Após anúncio de greve geral que começou nesta quarta-feira (26) e que deve durar pelo menos três dias nos setores da administração pública de João Monlevade, o Desembargador do Trabalho, Ricardo Antônio Mohallem, determinou que, durante a paralisação, mantenha em serviço o mínimo de 60% dos servidores. O despacho foi dado na última terça-feira (25).

Segundo o Desembargador, deve ser mantido esse percentual principalmente nos setores da Saúde, Sanitário, Epidemiológico, postos de saúde, DAE e área de processamento de dados ligados a serviços essenciais na Secretaria de Administração.

Com a decisão, segundo o assessor de Comunicação da Prefeitura, Will Jony Nogueira, os funcionários estão sendo convocados para retomarem aos postos de trabalho. “Na hipótese do descumprimento desta ordem, será aplicada aos responsáveis (município e/ou Sintramon), conforme se apurar nas áreas onde for constatado o descumprimento, a multa diária de R$ 5 mil”, diz o despacho do Desembargador.

Uma grande parte dos educadores de João Monlevade aderiu ao movimento grevista. Servidores da Saúde também paralisaram as atividades e, em alguns postos, como a Policlínica, serviços como aplicação de vacinas estão suspensos.

A presidente do Sindicato dos Trabalhadores no Serviço Público Municipal de João Monlevade (Sintramon), Izaura Bicalho, pontuou que até o início da manhã dessa quarta a entidade ainda não havia sido notificada pela Justiça sobre a decisão do embargador. Ela salientou que o sindicato recorrerá ao setor jurídico da instituição para tomada de ações.

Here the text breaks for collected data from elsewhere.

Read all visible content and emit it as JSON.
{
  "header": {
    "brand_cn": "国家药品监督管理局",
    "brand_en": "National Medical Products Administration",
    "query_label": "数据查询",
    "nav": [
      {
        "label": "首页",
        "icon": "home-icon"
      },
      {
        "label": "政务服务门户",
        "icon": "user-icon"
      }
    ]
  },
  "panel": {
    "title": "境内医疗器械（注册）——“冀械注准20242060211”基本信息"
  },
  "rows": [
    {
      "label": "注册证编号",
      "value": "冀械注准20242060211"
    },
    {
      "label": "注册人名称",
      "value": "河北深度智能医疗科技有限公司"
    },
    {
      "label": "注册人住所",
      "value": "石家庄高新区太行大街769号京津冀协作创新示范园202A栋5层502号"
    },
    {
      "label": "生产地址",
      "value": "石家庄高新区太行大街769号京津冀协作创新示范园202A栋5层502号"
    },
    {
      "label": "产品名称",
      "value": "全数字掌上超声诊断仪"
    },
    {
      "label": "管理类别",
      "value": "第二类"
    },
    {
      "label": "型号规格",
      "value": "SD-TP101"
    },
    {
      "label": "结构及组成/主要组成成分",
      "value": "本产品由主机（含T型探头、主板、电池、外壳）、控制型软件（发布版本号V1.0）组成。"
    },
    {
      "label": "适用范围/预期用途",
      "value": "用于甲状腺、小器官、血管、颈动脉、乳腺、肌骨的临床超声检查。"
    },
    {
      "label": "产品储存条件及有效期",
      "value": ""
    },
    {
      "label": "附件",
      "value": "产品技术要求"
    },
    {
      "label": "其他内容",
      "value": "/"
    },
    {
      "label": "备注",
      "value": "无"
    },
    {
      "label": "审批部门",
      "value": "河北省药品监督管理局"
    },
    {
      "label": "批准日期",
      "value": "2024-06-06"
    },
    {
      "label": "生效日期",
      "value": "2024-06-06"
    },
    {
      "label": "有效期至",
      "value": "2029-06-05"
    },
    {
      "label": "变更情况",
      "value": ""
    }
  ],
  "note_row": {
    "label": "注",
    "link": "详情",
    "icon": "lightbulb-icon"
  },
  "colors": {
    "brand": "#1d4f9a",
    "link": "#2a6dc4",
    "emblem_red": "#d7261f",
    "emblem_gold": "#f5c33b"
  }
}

A greve foi deflagrada após decisão em assembleia do funcionalismo na semana passada. A categoria rejeita a proposta de reajuste salarial de 5,38% oferecido pela administração pública. Os servidores pedem 9% de aumento e um reajuste de R$ 70 no vale-alimentação. A Prefeitura descartou qualquer modificação no vale e está irredutível em relação ao índice de aumento nos salário.

Projeto de reajuste não será votado nesta quarta

O Projeto de Lei sobre o acordo coletivo tramita na Câmara de Vereadores e pela segunda semana consecutiva não deve entrar na pauta de votação da reunião de hoje. Informações obtidas pela reportagem dão conta de que o vereador pastor Carlinhos (PMDB) relator de uma das comissões que o projeto precisa ser submetido, a de Legislação e Justiça, ainda não deu o seu parecer na matéria. Sem a avaliação do parlamentar, que está viajando, o projeto não pode ser submetido à votação em Plenário. O Sintramon já foi avisado sobre a questão e, como acordado em assembleia da categoria na semana passada, os servidores irão mesmo assim para a Câmara Municipal e prometem nova mobilização.